It is the feast of St Teresa of Ávila (above), founder of the discalced (‘without shoes’, although they actually wore sandals) Carmelite order of nuns, as well as being a mystic and mystical theologian, who died today in 1582. Teresa unusually combined a practical and down to earth approach to herself and the organisation of her work, with a depth of spiritual experience that has made her one of the most widely read Spanish writers. Her own estimation of her experiences was shot through with humour. She once said she was ashamed to go to her confessor ‘for fear he might laugh at me and say, What a Saint Paul she is, with her visions!’ Teresa was declared to be a saint 40 years after she died.
O thou undaunted daughter of desires!
By all thy dower of lights and fires;
By all the eagle in thee, all the dove;
By all thy lives and deaths of love…
By all the Heav’n thou hast in Him
(Fair sister of the seraphim!);
By all of Him we have in thee;
Leave nothing of myself in me.
Richard Crashaw, ‘Upon the Book and Picture of the Seraphical Saint Teresa’
Today in 1991, physicists were surprised to discover a previously unknown high energy particle travelling at 99.999% of the speed of light over the US state of Utah.
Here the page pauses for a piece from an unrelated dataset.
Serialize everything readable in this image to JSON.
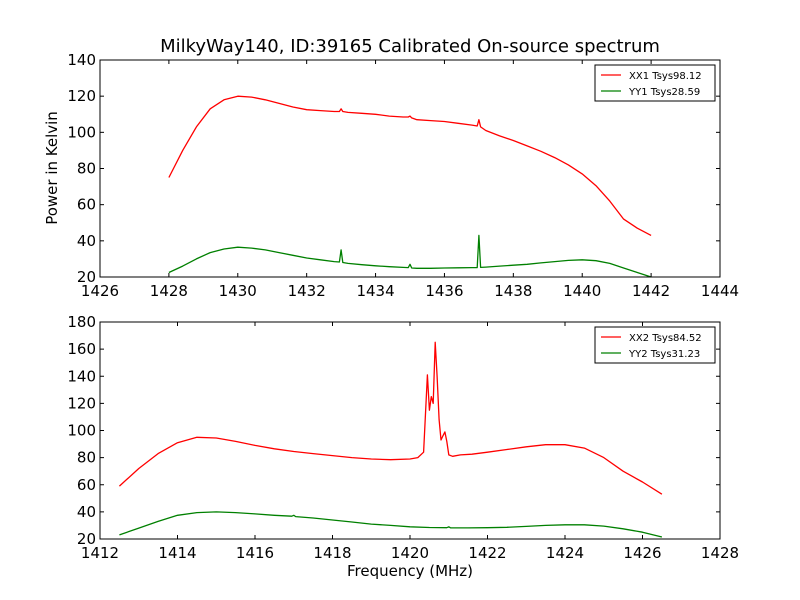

They theorised that it had been ejected from a supermassive black hole in a neighbouring galaxy. Their surprise was so great that they jokingly named it the Oh-My-God particle, a name which has stuck.
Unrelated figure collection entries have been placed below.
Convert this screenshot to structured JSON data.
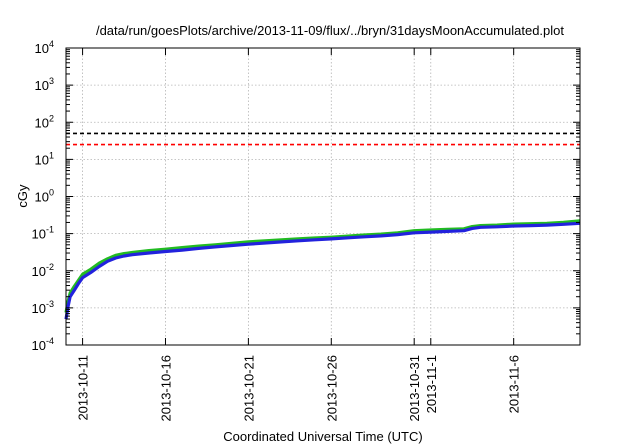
{
  "chart_data": {
    "type": "line",
    "title": "/data/run/goesPlots/archive/2013-11-09/flux/../bryn/31daysMoonAccumulated.plot",
    "xlabel": "Coordinated Universal Time (UTC)",
    "ylabel": "cGy",
    "y_scale": "log",
    "ylim": [
      0.0001,
      10000
    ],
    "xlim": [
      "2013-10-10",
      "2013-11-10"
    ],
    "grid": true,
    "y_ticks": [
      {
        "value": 0.0001,
        "base": "10",
        "exp": "-4"
      },
      {
        "value": 0.001,
        "base": "10",
        "exp": "-3"
      },
      {
        "value": 0.01,
        "base": "10",
        "exp": "-2"
      },
      {
        "value": 0.1,
        "base": "10",
        "exp": "-1"
      },
      {
        "value": 1,
        "base": "10",
        "exp": "0"
      },
      {
        "value": 10,
        "base": "10",
        "exp": "1"
      },
      {
        "value": 100,
        "base": "10",
        "exp": "2"
      },
      {
        "value": 1000,
        "base": "10",
        "exp": "3"
      },
      {
        "value": 10000,
        "base": "10",
        "exp": "4"
      }
    ],
    "x_ticks": [
      {
        "date": "2013-10-11",
        "label": "2013-10-11"
      },
      {
        "date": "2013-10-16",
        "label": "2013-10-16"
      },
      {
        "date": "2013-10-21",
        "label": "2013-10-21"
      },
      {
        "date": "2013-10-26",
        "label": "2013-10-26"
      },
      {
        "date": "2013-10-31",
        "label": "2013-10-31"
      },
      {
        "date": "2013-11-01",
        "label": "2013-11-1"
      },
      {
        "date": "2013-11-06",
        "label": "2013-11-6"
      }
    ],
    "reference_lines": [
      {
        "value": 50,
        "color": "#000000",
        "style": "dashed"
      },
      {
        "value": 25,
        "color": "#ff0000",
        "style": "dashed"
      }
    ],
    "series": [
      {
        "color": "#22bb22",
        "x": [
          "2013-10-10T00:00",
          "2013-10-10T03:00",
          "2013-10-10T06:00",
          "2013-10-10T12:00",
          "2013-10-10T18:00",
          "2013-10-11T00:00",
          "2013-10-11T12:00",
          "2013-10-12T00:00",
          "2013-10-12T12:00",
          "2013-10-13T00:00",
          "2013-10-13T12:00",
          "2013-10-14T00:00",
          "2013-10-15T00:00",
          "2013-10-16T00:00",
          "2013-10-17T00:00",
          "2013-10-18T00:00",
          "2013-10-19T00:00",
          "2013-10-20T00:00",
          "2013-10-21T00:00",
          "2013-10-22T00:00",
          "2013-10-23T00:00",
          "2013-10-24T00:00",
          "2013-10-25T00:00",
          "2013-10-26T00:00",
          "2013-10-27T00:00",
          "2013-10-28T00:00",
          "2013-10-29T00:00",
          "2013-10-30T00:00",
          "2013-10-31T00:00",
          "2013-11-01T00:00",
          "2013-11-02T00:00",
          "2013-11-03T00:00",
          "2013-11-03T12:00",
          "2013-11-04T00:00",
          "2013-11-05T00:00",
          "2013-11-06T00:00",
          "2013-11-07T00:00",
          "2013-11-08T00:00",
          "2013-11-09T00:00",
          "2013-11-10T00:00"
        ],
        "values": [
          0.00075,
          0.0015,
          0.0025,
          0.0038,
          0.0055,
          0.008,
          0.011,
          0.016,
          0.021,
          0.026,
          0.029,
          0.031,
          0.035,
          0.038,
          0.042,
          0.046,
          0.05,
          0.055,
          0.06,
          0.064,
          0.068,
          0.072,
          0.076,
          0.08,
          0.086,
          0.092,
          0.097,
          0.105,
          0.12,
          0.125,
          0.13,
          0.135,
          0.155,
          0.165,
          0.17,
          0.18,
          0.185,
          0.19,
          0.2,
          0.22
        ]
      },
      {
        "color": "#2222dd",
        "x": [
          "2013-10-10T00:00",
          "2013-10-10T03:00",
          "2013-10-10T06:00",
          "2013-10-10T12:00",
          "2013-10-10T18:00",
          "2013-10-11T00:00",
          "2013-10-11T12:00",
          "2013-10-12T00:00",
          "2013-10-12T12:00",
          "2013-10-13T00:00",
          "2013-10-13T12:00",
          "2013-10-14T00:00",
          "2013-10-15T00:00",
          "2013-10-16T00:00",
          "2013-10-17T00:00",
          "2013-10-18T00:00",
          "2013-10-19T00:00",
          "2013-10-20T00:00",
          "2013-10-21T00:00",
          "2013-10-22T00:00",
          "2013-10-23T00:00",
          "2013-10-24T00:00",
          "2013-10-25T00:00",
          "2013-10-26T00:00",
          "2013-10-27T00:00",
          "2013-10-28T00:00",
          "2013-10-29T00:00",
          "2013-10-30T00:00",
          "2013-10-31T00:00",
          "2013-11-01T00:00",
          "2013-11-02T00:00",
          "2013-11-03T00:00",
          "2013-11-03T12:00",
          "2013-11-04T00:00",
          "2013-11-05T00:00",
          "2013-11-06T00:00",
          "2013-11-07T00:00",
          "2013-11-08T00:00",
          "2013-11-09T00:00",
          "2013-11-10T00:00"
        ],
        "values": [
          0.0005,
          0.0011,
          0.002,
          0.003,
          0.0045,
          0.0065,
          0.009,
          0.013,
          0.018,
          0.022,
          0.025,
          0.027,
          0.03,
          0.033,
          0.036,
          0.04,
          0.044,
          0.048,
          0.052,
          0.056,
          0.06,
          0.064,
          0.068,
          0.072,
          0.077,
          0.082,
          0.087,
          0.094,
          0.105,
          0.11,
          0.115,
          0.12,
          0.138,
          0.148,
          0.153,
          0.16,
          0.165,
          0.17,
          0.178,
          0.19
        ]
      }
    ]
  }
}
This day in 1582 was the first day of the Gregorian calendar for most of the Catholic countries of Europe, instituted by Pope Gregory XIII. For the previous 1,627 years, Western civilisation had followed Julius Caesar’s calendar, in which a year was reckoned to be exactly 365.25 days long. By 1582, the calendar was running 10 days slow against the reality of the solar year, which is 365.242 days long. The Church was horrified to learn it had been celebrating Easter (not to mention all the other days of the Church year) on the wrong day. So today became 24 October, and under the new calendar, 10 minutes and 48 seconds were snipped off the length of the year. The names of the months, and number of days in each of them, remained unchanged, so the modern year still follows important features from the ancient Julian calendar.
Today in 1764, Edward Gibbon had the first spark of inspiration that led to him writing one of the great books of his time, The History of the Decline and Fall of the Roman Empire. He was on a grand tour of Europe, and was in Rome. Published in six volumes between 1776 and 88, the book changed the course of his life, and many other lives too, as its negative critique of Christianity was highly influential throughout the 19th and into the 20th centuries.
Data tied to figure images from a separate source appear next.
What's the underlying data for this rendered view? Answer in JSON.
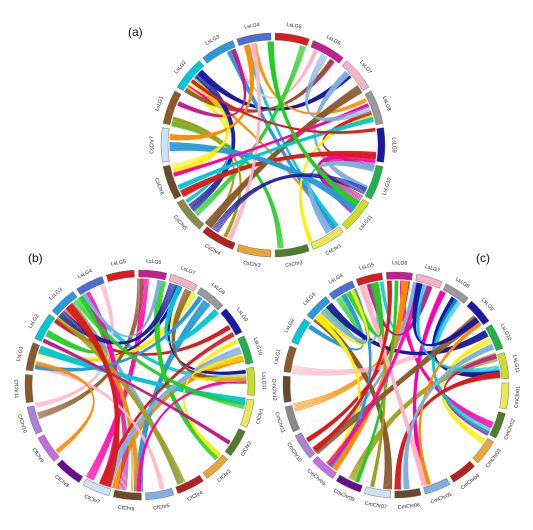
{
  "panels": [
    {
      "id": "a",
      "label": "(a)",
      "segments": [
        {
          "name": "CsChr7",
          "color": "#cfe2f3"
        },
        {
          "name": "LsLG1",
          "color": "#8b5a2b"
        },
        {
          "name": "LsLG2",
          "color": "#00c8d6"
        },
        {
          "name": "LsLG3",
          "color": "#2a9bd8"
        },
        {
          "name": "LsLG4",
          "color": "#4a6fd6"
        },
        {
          "name": "LsLG5",
          "color": "#d71e1e"
        },
        {
          "name": "LsLG6",
          "color": "#c41e8e"
        },
        {
          "name": "LsLG7",
          "color": "#f2b5c8"
        },
        {
          "name": "LsLG8",
          "color": "#9a9a9a"
        },
        {
          "name": "LsLG9",
          "color": "#1a1aa0"
        },
        {
          "name": "LsLG10",
          "color": "#22b14c"
        },
        {
          "name": "LsLG11",
          "color": "#c8de2a"
        },
        {
          "name": "CsChr1",
          "color": "#e8e85a"
        },
        {
          "name": "CsChr2",
          "color": "#4f7d2a"
        },
        {
          "name": "CsChr3",
          "color": "#e7a53a"
        },
        {
          "name": "CsChr4",
          "color": "#b22222"
        },
        {
          "name": "CsChr5",
          "color": "#8a8a4a"
        },
        {
          "name": "CsChr6",
          "color": "#6b4a2a"
        }
      ]
    },
    {
      "id": "b",
      "label": "(b)",
      "segments": [
        {
          "name": "CfChr11",
          "color": "#8b5a2b"
        },
        {
          "name": "LsLG1",
          "color": "#8b5a2b"
        },
        {
          "name": "LsLG2",
          "color": "#00c8d6"
        },
        {
          "name": "LsLG3",
          "color": "#2a9bd8"
        },
        {
          "name": "LsLG4",
          "color": "#4a6fd6"
        },
        {
          "name": "LsLG5",
          "color": "#d71e1e"
        },
        {
          "name": "LsLG6",
          "color": "#c41e8e"
        },
        {
          "name": "LsLG7",
          "color": "#f2b5c8"
        },
        {
          "name": "LsLG8",
          "color": "#9a9a9a"
        },
        {
          "name": "LsLG9",
          "color": "#1a1aa0"
        },
        {
          "name": "LsLG10",
          "color": "#22b14c"
        },
        {
          "name": "LsLG11",
          "color": "#c8de2a"
        },
        {
          "name": "CfChr1",
          "color": "#e8e85a"
        },
        {
          "name": "CfChr2",
          "color": "#4f7d2a"
        },
        {
          "name": "CfChr3",
          "color": "#e7a53a"
        },
        {
          "name": "CfChr4",
          "color": "#b22222"
        },
        {
          "name": "CfChr5",
          "color": "#7fb0e0"
        },
        {
          "name": "CfChr6",
          "color": "#6b4a2a"
        },
        {
          "name": "CfChr7",
          "color": "#cfe2f3"
        },
        {
          "name": "CfChr8",
          "color": "#6a0d8a"
        },
        {
          "name": "CfChr9",
          "color": "#c26fe0"
        },
        {
          "name": "CfChr10",
          "color": "#b07fd8"
        }
      ]
    },
    {
      "id": "c",
      "label": "(c)",
      "segments": [
        {
          "name": "CmChr12",
          "color": "#6b4a2a"
        },
        {
          "name": "LsLG1",
          "color": "#8b5a2b"
        },
        {
          "name": "LsLG2",
          "color": "#00c8d6"
        },
        {
          "name": "LsLG3",
          "color": "#2a9bd8"
        },
        {
          "name": "LsLG4",
          "color": "#4a6fd6"
        },
        {
          "name": "LsLG5",
          "color": "#d71e1e"
        },
        {
          "name": "LsLG6",
          "color": "#c41e8e"
        },
        {
          "name": "LsLG7",
          "color": "#f2b5c8"
        },
        {
          "name": "LsLG8",
          "color": "#9a9a9a"
        },
        {
          "name": "LsLG9",
          "color": "#1a1aa0"
        },
        {
          "name": "LsLG10",
          "color": "#22b14c"
        },
        {
          "name": "LsLG11",
          "color": "#c8de2a"
        },
        {
          "name": "CmChr01",
          "color": "#e8e85a"
        },
        {
          "name": "CmChr02",
          "color": "#4f7d2a"
        },
        {
          "name": "CmChr03",
          "color": "#e7a53a"
        },
        {
          "name": "CmChr04",
          "color": "#b22222"
        },
        {
          "name": "CmChr05",
          "color": "#7fb0e0"
        },
        {
          "name": "CmChr06",
          "color": "#6b4a2a"
        },
        {
          "name": "CmChr07",
          "color": "#cfe2f3"
        },
        {
          "name": "CmChr08",
          "color": "#6a0d8a"
        },
        {
          "name": "CmChr09",
          "color": "#c26fe0"
        },
        {
          "name": "CmChr10",
          "color": "#b07fd8"
        },
        {
          "name": "CmChr11",
          "color": "#8a8a8a"
        }
      ]
    }
  ],
  "ribbon_palette": [
    "#00c8d6",
    "#ff00aa",
    "#1a1aa0",
    "#ff8c00",
    "#22cc22",
    "#ffee00",
    "#d71e1e",
    "#7fb0e0",
    "#a0a020",
    "#8b5a2b",
    "#ffb6c8",
    "#2a9bd8",
    "#c41e8e"
  ]
}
‘It was at Rome, on the fifteenth of October 1764, as I sat musing inside the ruins of the Capitol, while the barefooted friars were singing vespers in the temple of Jupiter, that the idea of writing the decline and fall of the City first started to my mind.’ Edward Gibbon, Memoirs of My Life
Pope Leo XIII issued the Bull Dall’alto Dell’apostolico Seggio (‘From the height of the Apostolic Throne’) today in 1890, attacking freemasonry in Italy.
William Temple, Archbishop of Canterbury in the middle years of the Second World War, was born today in 1881 in Exeter, Devon. His father Frederick was also Archbishop of Canterbury (from 1896 to 1902), making them the only father and son to occupy the Chair of St Augustine.
Wasatch Beers, famous for poking fun at Utah, the home of Mormonism, opened a pub on Main Street in Salt Lake City today in 1986 and started brewing beer. Wasatch is best known for its Polygamy Porter, bearing the slogan, ‘Why have just one?’, but also brews Evolution Amber Ale: ‘Created in 27 days, not 7’.